Após a promulgação da Lei de Anistia em 1979, um general reconheceu a morte da jovem e de outros desaparecidos políticos em nota publicada pela Folha de S. Paulo[itálico] no mesmo ano. Felícia morreu em 2013, aos 93 anos, sem receber mais informações e tampouco o direito do sepultamento digno da filha. Ainda assim, sobrinhos e primos seguem na busca pelas verdadeiras circunstâncias da morte de Ísis.
Memória e justiça
A trajetória de Ísis infelizmente não é única na USP: segundo o relatório final da Comissão da Verdade da Universidade, a ditadura militar fez outras 46 vítimas, dentre alunos, professores e funcionários. Com o objetivo de reconhecer e reparar as violências, torturas, perseguições, mortes e desaparecimentos durante o período, a Pró-Reitoria de Inclusão e Pertencimento (PRIP), a Pró-Reitoria de Graduação (PRG) e o coletivo de estudantes Vermelhecer promovem o projeto Diplomação e Resistência[itálico] desde 2023. A iniciativa prevê a concessão de diplomas honoríficos de graduação aos 33 estudantes da USP que foram mortos pela ditadura.

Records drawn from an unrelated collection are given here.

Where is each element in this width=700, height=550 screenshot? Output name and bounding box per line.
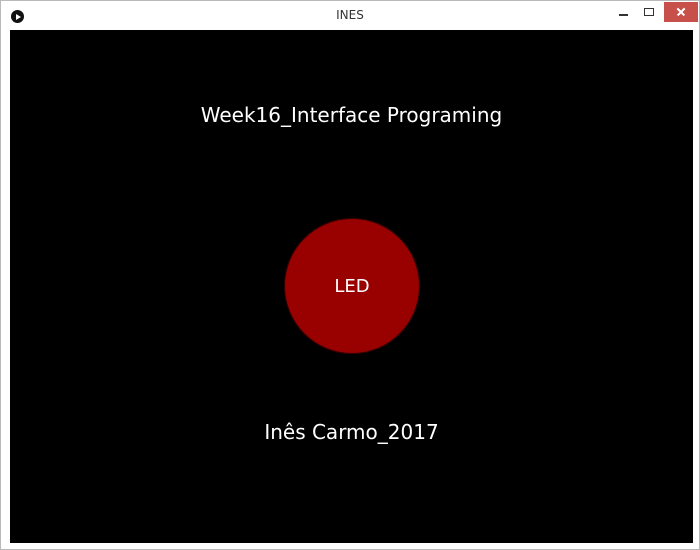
- led-button[interactable]: LED: [284, 218, 420, 354]
- led-button-label: LED: [334, 275, 370, 297]
- maximize-button[interactable]: [637, 2, 663, 22]
- page-title: Week16_Interface Programing: [200, 103, 503, 127]
- sketch-canvas: Week16_Interface Programing LED Inês Car…: [10, 30, 693, 543]
- author-credit: Inês Carmo_2017: [264, 420, 439, 444]
- minimize-button[interactable]: [611, 2, 637, 22]
- window-title: INES: [336, 8, 364, 22]
- app-window: INES Week16_Interface Programing LED Inê…: [0, 0, 700, 550]
- close-button[interactable]: [664, 2, 698, 22]
- title-bar[interactable]: INES: [1, 1, 699, 30]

Isis foi diplomada no dia 26 de agosto na FFLCH, com mais 14 estudantes da instituição mortos durante a ditadura. Adriana Dias foi quem recebeu o diploma. “O sentimento que tivemos depois da diplomação foi de paz”, afirma Adriana. Segundo a socióloga, é essencial que as histórias dos perseguidos políticos sejam relembradas e contadas às gerações mais novas para a manutenção da democracia no país. Instituições como a Pontifícia Universidade Católica (PUC-SP) e a Universidade Federal de Minas Gerais (UFMG) também adotaram propostas de preservação da memória de seus alunos assassinados durante o regime militar.
A sobrinha de Ísis ainda reitera a importância da abertura dos arquivos referentes à ditadura no Arquivo Nacional, órgão responsável por preservar e divulgar documentos históricos no Brasil. “Por mais que muitos [dos criminosos] já tenham morrido, é importante responsabilizá-los. A abertura dos arquivos não é uma reparação só para as famílias, mas para toda a sociedade”, defende Adriana.